Tandis que l’équipe de France masculine disputait la Coupe du Monde aux États-Unis, les coulisses révèlent un malaise profond entre les joueurs et leur fédération. Entre restrictions budgétaires imposées aux Bleus et dépenses fastueuses pour les dirigeants, la tension n’a cessé de monter jusqu’à l’élimination face à l’Espagne.
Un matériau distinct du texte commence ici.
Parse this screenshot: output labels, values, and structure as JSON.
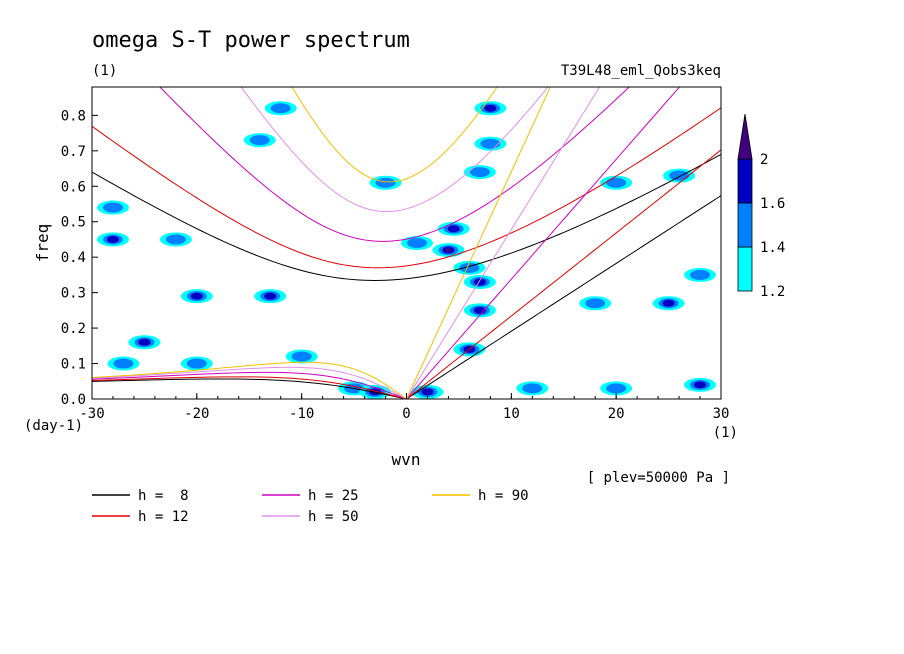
{
  "chart_data": {
    "type": "contour",
    "title": "omega S-T power spectrum",
    "units_label": "(1)",
    "experiment": "T39L48_eml_Qobs3keq",
    "xlabel": "wvn",
    "ylabel": "freq",
    "y_units": "(day-1)",
    "x_units": "(1)",
    "xlim": [
      -30,
      30
    ],
    "ylim": [
      0,
      0.88
    ],
    "xticks": [
      -30,
      -20,
      -10,
      0,
      10,
      20,
      30
    ],
    "yticks": [
      0.0,
      0.1,
      0.2,
      0.3,
      0.4,
      0.5,
      0.6,
      0.7,
      0.8
    ],
    "level_note": "[ plev=50000 Pa ]",
    "colorbar": {
      "levels": [
        1.2,
        1.4,
        1.6,
        2
      ],
      "colors": [
        "#00ffff",
        "#0080ff",
        "#0000c0",
        "#400080"
      ]
    },
    "dispersion_curves": [
      {
        "label": "h =  8",
        "h": 8,
        "color": "#000000"
      },
      {
        "label": "h = 12",
        "h": 12,
        "color": "#e00000"
      },
      {
        "label": "h = 25",
        "h": 25,
        "color": "#d000c0"
      },
      {
        "label": "h = 50",
        "h": 50,
        "color": "#e090e8"
      },
      {
        "label": "h = 90",
        "h": 90,
        "color": "#f0c000"
      }
    ],
    "contour_regions": [
      {
        "wvn": 4.5,
        "freq": 0.48,
        "level": 1.6
      },
      {
        "wvn": 4.0,
        "freq": 0.42,
        "level": 2
      },
      {
        "wvn": 6.0,
        "freq": 0.37,
        "level": 1.4
      },
      {
        "wvn": 7.0,
        "freq": 0.33,
        "level": 1.6
      },
      {
        "wvn": 7.0,
        "freq": 0.25,
        "level": 1.6
      },
      {
        "wvn": 6.0,
        "freq": 0.14,
        "level": 1.6
      },
      {
        "wvn": 8.0,
        "freq": 0.72,
        "level": 1.4
      },
      {
        "wvn": 8.0,
        "freq": 0.82,
        "level": 1.6
      },
      {
        "wvn": 7.0,
        "freq": 0.64,
        "level": 1.4
      },
      {
        "wvn": 25.0,
        "freq": 0.27,
        "level": 1.6
      },
      {
        "wvn": 18.0,
        "freq": 0.27,
        "level": 1.4
      },
      {
        "wvn": -28.0,
        "freq": 0.45,
        "level": 1.6
      },
      {
        "wvn": -28.0,
        "freq": 0.54,
        "level": 1.4
      },
      {
        "wvn": -25.0,
        "freq": 0.16,
        "level": 1.6
      },
      {
        "wvn": -22.0,
        "freq": 0.45,
        "level": 1.4
      },
      {
        "wvn": -20.0,
        "freq": 0.29,
        "level": 1.6
      },
      {
        "wvn": -14.0,
        "freq": 0.73,
        "level": 1.4
      },
      {
        "wvn": -13.0,
        "freq": 0.29,
        "level": 1.6
      },
      {
        "wvn": -27.0,
        "freq": 0.1,
        "level": 1.4
      },
      {
        "wvn": -20.0,
        "freq": 0.1,
        "level": 1.4
      },
      {
        "wvn": -10.0,
        "freq": 0.12,
        "level": 1.4
      },
      {
        "wvn": -12.0,
        "freq": 0.82,
        "level": 1.4
      },
      {
        "wvn": -5.0,
        "freq": 0.03,
        "level": 1.4
      },
      {
        "wvn": -3.0,
        "freq": 0.02,
        "level": 1.6
      },
      {
        "wvn": 2.0,
        "freq": 0.02,
        "level": 1.6
      },
      {
        "wvn": 12.0,
        "freq": 0.03,
        "level": 1.4
      },
      {
        "wvn": 20.0,
        "freq": 0.03,
        "level": 1.4
      },
      {
        "wvn": 28.0,
        "freq": 0.04,
        "level": 1.6
      },
      {
        "wvn": 1.0,
        "freq": 0.44,
        "level": 1.4
      },
      {
        "wvn": -2.0,
        "freq": 0.61,
        "level": 1.4
      },
      {
        "wvn": 28.0,
        "freq": 0.35,
        "level": 1.4
      },
      {
        "wvn": 26.0,
        "freq": 0.63,
        "level": 1.4
      },
      {
        "wvn": 20.0,
        "freq": 0.61,
        "level": 1.4
      }
    ]
  }
}
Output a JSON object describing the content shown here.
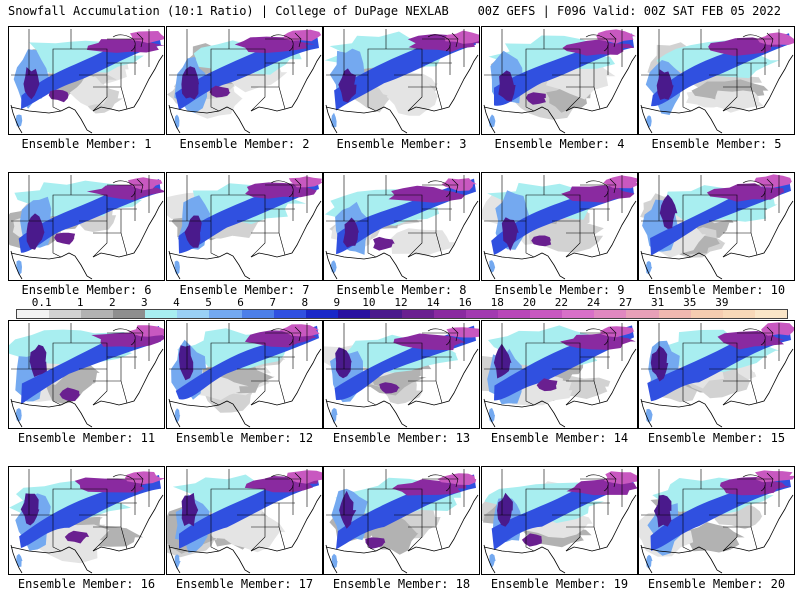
{
  "header": {
    "left": "Snowfall Accumulation (10:1 Ratio) | College of DuPage NEXLAB",
    "right": "00Z GEFS | F096 Valid: 00Z SAT FEB 05 2022"
  },
  "members": [
    "Ensemble Member: 1",
    "Ensemble Member: 2",
    "Ensemble Member: 3",
    "Ensemble Member: 4",
    "Ensemble Member: 5",
    "Ensemble Member: 6",
    "Ensemble Member: 7",
    "Ensemble Member: 8",
    "Ensemble Member: 9",
    "Ensemble Member: 10",
    "Ensemble Member: 11",
    "Ensemble Member: 12",
    "Ensemble Member: 13",
    "Ensemble Member: 14",
    "Ensemble Member: 15",
    "Ensemble Member: 16",
    "Ensemble Member: 17",
    "Ensemble Member: 18",
    "Ensemble Member: 19",
    "Ensemble Member: 20"
  ],
  "colorbar": {
    "labels": [
      "0.1",
      "1",
      "2",
      "3",
      "4",
      "5",
      "6",
      "7",
      "8",
      "9",
      "10",
      "12",
      "14",
      "16",
      "18",
      "20",
      "22",
      "24",
      "27",
      "31",
      "35",
      "39"
    ],
    "colors": [
      "#f2f2f2",
      "#d2d2d2",
      "#b2b2b2",
      "#8e8e8e",
      "#a8eef0",
      "#9ad0f5",
      "#74a9f0",
      "#4d7fe8",
      "#3050e0",
      "#1a28c8",
      "#2810a0",
      "#4a1a8c",
      "#6a2090",
      "#8a2aa0",
      "#a23ab0",
      "#b846b8",
      "#c858c0",
      "#d870c8",
      "#e088c0",
      "#e8a0b8",
      "#f0b8b0",
      "#f5ccb0",
      "#f8d8b8",
      "#fbe6c8"
    ]
  },
  "map_style": {
    "land": "#ffffff",
    "coast": "#000000",
    "border": "#000000"
  }
}
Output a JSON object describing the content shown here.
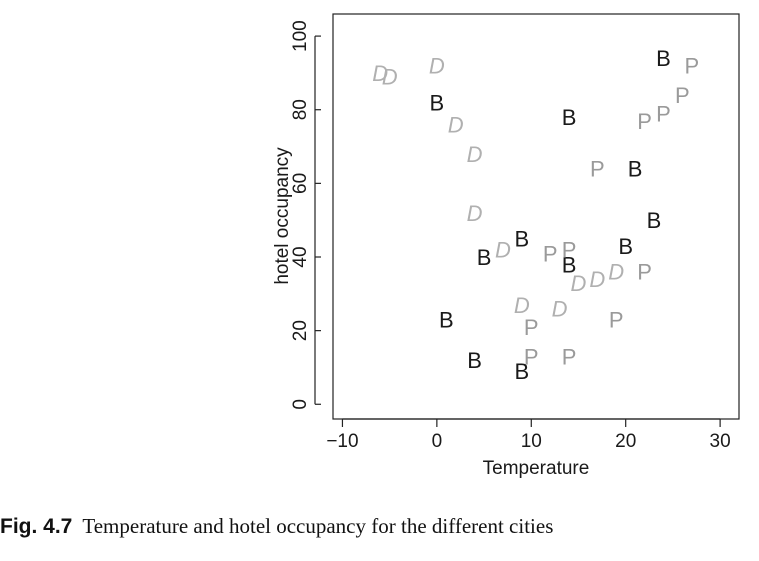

Un clash sur les primes avant le tournoi
Avant même le départ pour les États-Unis, Philippe Diallo avait annoncé une réduction des primes versées aux joueurs. Une décision qui a immédiatement créé des remous au sein du groupe France.
Le système de rémunération a été profondément modifié. Désormais, les primes ne sont versées qu’en cas de qualification pour les demi-finales, alors qu’auparavant les joueurs les percevaient dès les huitièmes de finale.
Mbappé monte au créneau
Kylian Mbappé s’est directement opposé au président de la FFF sur plusieurs points de friction. Au-delà des primes, la question des places en tribune pour les proches des joueurs a cristallisé les tensions.
Le capitaine des Bleus réclamait initialement 8 places par joueur pour accueillir leurs familles. Après d’âpres négociations, un accord a finalement été trouvé le 10 juin : 6 places par joueur et un retour au système de primes initial.
Un voyage à 120 000 euros qui fait polémique
Pendant que les joueurs subissaient des restrictions, la Fédération Française de Football organisait un déplacement particulièrement coûteux lors du troisième match de poules contre la Norvège.
Pas moins de 13 membres du Comité exécutif et 4 salariés ont bénéficié d’un vol en classe affaires entre Paris et Boston. Le montant total de cette opération ? 120 000 euros.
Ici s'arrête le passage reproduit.